Il tourna la tête, croisant son regard. Elle se tenait près de la fontaine, ses cheveux blonds dorés captant la lumière comme une auréole. Ses yeux bleus glacés le fixaient, perçants et intransigeants. Lianna Kingsley. La reine de Golden Skies. Elle n’avait pas besoin de se présenter. Tout, dans son attitude – l’inclinaison de son menton, la façon dont son entourage restait proche – proclamait sa domination.
Son regard balaya Reid, analysant chaque détail de son apparence, des bottes éraflées à ses cheveux noirs désordonnés. Un sourire s’épanouit sur ses lèvres, léger mais aussi acéré qu’une lame.
« Quelqu’un a oublié de lui dire que ce n’est pas un parc public ? »
Ses amis rirent, un amusement froid et parfaitement synchronisé. Le son agaça les nerfs de Reid, mais il resta impassible.
Reid s’arrêta. Il resta immobile, lui lançant un regard qui la défiait de continuer.

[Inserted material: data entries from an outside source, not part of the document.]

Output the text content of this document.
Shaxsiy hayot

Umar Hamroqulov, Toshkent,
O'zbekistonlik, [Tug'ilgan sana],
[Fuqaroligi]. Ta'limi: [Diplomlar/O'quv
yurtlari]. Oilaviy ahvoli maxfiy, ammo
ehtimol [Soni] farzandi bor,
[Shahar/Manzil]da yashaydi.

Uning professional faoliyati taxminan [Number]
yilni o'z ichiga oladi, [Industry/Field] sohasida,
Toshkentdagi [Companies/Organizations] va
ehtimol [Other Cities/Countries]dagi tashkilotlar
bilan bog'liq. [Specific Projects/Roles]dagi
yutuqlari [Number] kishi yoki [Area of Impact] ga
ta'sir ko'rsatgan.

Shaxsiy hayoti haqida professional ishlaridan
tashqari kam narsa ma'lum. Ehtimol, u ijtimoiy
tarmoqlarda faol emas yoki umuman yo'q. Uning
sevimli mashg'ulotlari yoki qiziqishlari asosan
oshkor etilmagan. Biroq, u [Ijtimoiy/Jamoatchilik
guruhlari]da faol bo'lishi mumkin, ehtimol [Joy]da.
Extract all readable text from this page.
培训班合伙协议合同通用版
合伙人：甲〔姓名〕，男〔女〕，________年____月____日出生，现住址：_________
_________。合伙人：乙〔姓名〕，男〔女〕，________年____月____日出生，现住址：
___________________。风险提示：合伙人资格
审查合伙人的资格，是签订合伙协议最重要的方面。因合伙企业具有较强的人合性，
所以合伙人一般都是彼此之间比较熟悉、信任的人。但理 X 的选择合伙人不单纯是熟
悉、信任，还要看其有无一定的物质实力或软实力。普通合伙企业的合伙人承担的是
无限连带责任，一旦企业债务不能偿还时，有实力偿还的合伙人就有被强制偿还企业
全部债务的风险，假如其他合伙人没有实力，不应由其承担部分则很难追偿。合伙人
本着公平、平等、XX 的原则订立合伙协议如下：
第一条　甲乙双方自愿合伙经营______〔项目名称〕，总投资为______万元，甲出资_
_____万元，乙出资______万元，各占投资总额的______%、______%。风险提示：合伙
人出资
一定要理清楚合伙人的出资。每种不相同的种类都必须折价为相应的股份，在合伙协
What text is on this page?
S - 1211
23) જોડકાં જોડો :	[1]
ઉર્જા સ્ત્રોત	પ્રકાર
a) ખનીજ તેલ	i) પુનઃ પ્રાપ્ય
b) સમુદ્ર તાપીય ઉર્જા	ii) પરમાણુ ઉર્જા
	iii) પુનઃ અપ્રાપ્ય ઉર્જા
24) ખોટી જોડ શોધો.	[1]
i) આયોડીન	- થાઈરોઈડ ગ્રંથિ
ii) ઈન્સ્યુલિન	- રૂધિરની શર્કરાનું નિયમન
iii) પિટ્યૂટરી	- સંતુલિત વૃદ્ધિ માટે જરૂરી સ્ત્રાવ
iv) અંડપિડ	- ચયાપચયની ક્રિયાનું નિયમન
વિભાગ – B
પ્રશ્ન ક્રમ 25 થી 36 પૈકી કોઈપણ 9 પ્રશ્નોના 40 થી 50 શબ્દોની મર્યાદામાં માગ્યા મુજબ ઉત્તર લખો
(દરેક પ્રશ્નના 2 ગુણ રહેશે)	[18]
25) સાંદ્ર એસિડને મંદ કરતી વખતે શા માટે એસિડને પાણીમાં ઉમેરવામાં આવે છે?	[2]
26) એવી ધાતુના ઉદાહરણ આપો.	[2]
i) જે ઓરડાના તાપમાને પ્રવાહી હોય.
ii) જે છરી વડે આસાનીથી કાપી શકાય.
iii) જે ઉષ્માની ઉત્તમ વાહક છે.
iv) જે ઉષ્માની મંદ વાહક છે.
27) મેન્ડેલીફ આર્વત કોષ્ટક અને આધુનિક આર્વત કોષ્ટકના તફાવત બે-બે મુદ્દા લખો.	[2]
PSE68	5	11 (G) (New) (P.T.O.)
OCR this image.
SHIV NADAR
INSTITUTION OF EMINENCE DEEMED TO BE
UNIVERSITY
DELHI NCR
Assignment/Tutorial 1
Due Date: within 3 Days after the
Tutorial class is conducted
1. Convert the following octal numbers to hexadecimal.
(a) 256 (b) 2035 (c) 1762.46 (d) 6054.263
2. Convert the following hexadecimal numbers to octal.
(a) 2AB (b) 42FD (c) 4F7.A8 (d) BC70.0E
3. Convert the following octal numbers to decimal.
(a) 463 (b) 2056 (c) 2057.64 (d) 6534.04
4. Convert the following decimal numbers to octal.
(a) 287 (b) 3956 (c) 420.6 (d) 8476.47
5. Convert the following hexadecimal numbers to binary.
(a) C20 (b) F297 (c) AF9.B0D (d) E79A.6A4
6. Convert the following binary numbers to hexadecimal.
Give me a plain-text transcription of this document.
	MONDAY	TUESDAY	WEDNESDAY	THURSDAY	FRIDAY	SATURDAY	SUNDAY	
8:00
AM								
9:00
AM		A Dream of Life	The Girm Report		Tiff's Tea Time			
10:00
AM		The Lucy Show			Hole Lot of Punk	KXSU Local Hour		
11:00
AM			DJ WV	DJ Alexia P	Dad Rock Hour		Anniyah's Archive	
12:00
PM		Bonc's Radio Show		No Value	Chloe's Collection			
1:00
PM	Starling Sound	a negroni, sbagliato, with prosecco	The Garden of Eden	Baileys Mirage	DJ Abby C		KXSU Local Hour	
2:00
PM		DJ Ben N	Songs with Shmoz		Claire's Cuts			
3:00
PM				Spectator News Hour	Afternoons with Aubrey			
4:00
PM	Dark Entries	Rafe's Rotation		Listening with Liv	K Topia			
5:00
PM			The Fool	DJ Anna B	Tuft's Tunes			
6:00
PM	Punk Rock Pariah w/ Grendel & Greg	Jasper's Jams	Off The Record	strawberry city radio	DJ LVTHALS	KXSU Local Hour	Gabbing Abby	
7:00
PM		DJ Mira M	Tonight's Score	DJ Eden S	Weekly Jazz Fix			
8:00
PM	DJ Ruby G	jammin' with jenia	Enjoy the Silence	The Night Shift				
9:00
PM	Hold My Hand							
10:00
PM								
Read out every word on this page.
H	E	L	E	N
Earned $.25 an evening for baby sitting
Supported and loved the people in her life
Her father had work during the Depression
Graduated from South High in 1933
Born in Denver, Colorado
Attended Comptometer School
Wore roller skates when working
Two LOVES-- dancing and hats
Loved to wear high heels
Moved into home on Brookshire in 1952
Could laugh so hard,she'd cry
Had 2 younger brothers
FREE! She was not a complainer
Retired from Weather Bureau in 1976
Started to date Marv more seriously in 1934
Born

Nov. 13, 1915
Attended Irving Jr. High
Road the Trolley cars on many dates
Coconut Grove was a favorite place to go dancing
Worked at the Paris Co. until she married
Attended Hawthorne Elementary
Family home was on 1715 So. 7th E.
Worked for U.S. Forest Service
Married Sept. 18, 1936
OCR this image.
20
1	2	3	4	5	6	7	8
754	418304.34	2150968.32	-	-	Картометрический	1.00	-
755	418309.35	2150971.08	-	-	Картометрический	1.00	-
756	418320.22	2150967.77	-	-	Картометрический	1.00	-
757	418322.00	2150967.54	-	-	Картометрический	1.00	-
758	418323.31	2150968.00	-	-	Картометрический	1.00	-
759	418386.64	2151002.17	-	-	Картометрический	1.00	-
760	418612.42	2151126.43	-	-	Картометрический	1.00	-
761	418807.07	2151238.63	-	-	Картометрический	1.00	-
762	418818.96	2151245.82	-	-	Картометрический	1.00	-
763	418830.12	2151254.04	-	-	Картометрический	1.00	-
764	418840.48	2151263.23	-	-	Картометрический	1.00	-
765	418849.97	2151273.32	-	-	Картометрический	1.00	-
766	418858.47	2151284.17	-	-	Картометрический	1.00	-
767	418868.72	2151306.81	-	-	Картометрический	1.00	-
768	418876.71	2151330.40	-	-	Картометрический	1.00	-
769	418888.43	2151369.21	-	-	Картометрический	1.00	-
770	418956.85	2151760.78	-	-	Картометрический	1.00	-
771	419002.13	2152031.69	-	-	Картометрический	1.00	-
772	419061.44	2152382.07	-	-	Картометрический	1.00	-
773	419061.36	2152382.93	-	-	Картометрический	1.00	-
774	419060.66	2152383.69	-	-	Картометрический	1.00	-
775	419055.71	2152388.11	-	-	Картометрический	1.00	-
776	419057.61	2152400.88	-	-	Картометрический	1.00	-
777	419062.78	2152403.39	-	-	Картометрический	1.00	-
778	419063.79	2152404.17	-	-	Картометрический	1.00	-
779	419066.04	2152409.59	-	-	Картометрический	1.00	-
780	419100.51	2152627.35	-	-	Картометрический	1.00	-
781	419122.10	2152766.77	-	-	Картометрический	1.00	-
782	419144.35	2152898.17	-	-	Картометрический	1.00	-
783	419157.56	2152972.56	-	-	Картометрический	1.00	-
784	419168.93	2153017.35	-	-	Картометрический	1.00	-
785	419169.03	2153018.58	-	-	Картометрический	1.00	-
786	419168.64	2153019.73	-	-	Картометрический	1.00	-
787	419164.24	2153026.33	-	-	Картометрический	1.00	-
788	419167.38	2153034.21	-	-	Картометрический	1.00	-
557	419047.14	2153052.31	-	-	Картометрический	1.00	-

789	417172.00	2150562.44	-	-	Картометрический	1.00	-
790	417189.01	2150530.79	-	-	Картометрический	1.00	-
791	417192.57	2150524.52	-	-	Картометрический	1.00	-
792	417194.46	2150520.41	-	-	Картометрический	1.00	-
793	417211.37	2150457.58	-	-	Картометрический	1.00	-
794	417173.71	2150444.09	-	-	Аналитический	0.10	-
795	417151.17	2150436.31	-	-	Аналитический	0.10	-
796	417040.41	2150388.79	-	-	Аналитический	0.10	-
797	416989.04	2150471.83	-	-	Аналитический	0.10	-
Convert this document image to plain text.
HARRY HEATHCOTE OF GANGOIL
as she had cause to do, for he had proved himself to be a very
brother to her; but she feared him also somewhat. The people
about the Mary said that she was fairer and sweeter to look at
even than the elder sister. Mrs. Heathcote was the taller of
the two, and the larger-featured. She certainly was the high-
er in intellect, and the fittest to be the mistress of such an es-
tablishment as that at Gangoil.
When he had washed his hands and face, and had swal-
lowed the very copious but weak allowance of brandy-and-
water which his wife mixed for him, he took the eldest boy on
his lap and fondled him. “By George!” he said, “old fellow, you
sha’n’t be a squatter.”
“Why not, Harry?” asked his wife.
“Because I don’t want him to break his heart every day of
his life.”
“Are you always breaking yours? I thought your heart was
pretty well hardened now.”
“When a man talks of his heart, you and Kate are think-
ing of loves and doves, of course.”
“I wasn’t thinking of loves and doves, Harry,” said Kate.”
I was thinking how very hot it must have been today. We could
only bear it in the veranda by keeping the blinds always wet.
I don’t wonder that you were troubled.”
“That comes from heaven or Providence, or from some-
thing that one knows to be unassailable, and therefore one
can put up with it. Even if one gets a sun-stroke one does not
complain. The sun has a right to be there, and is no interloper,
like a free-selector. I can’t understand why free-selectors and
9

« Quelqu’un a oublié de te dire qu’il est impoli de parler des gens comme s’ils n’étaient pas juste devant toi ? » Sa voix était basse, tranchante, empreinte d’une touche de défi qui fit vaciller les rires.
Pendant une fraction de seconde, la surprise passa sur son visage. Puis elle disparut, remplacée par une froideur immobile. « Audacieux, » dit-elle, inclinant légèrement la tête. Son ton était un mélange de soie et d’acier. « Mais l’audace ne te mènera pas très loin ici, le nouveau. »
Reid haussa les épaules, un sourire narquois apparaissant au coin de sa bouche. « Tant mieux, je n’ai pas l’intention d’aller loin. »
Un frisson d’incertitude parcourut le groupe autour d’elle. Ils échangèrent des regards rapides, comme s’ils ne savaient pas comment cette scène devait se terminer. Reid savoura un instant la fissure dans leur façade impeccablement polie.
Lianna fit un pas en avant, ses talons claquant sur le marbre. De près, elle était presque trop parfaite – ses traits aristocratiques, chaque détail conçu pour briller sous la lumière dorée. Cependant, alors qu’elle le fixait, il remarqua la plus infime ride entre ses sourcils, une faille dans sa perfection.
« Tu apprendras, » dit-elle doucement, sa voix presque intime dans la menace voilée qu’elle portait. « Tout le monde finit par apprendre. »
« Peut-être, » répliqua Reid, son sourire s’élargissant. « Mais je n’ai jamais été un apprenant très rapide. »
L’espace entre eux semblait se resserrer, une tension palpable flottant dans l’air. Pendant un instant, il pensa qu’elle pousserait plus loin, mais elle se retourna, ses cheveux dorés ondulant derrière elle. Son entourage la suivit, leurs pas pressés écho pâle des siens.
Reid expira lentement, desserrant ses poings crispés pour libérer la tension qui s’était emparée de lui. Son pouls battait à ses tempes, bien qu’il ne puisse dire si c’était de la colère, de l’adrénaline, ou autre chose.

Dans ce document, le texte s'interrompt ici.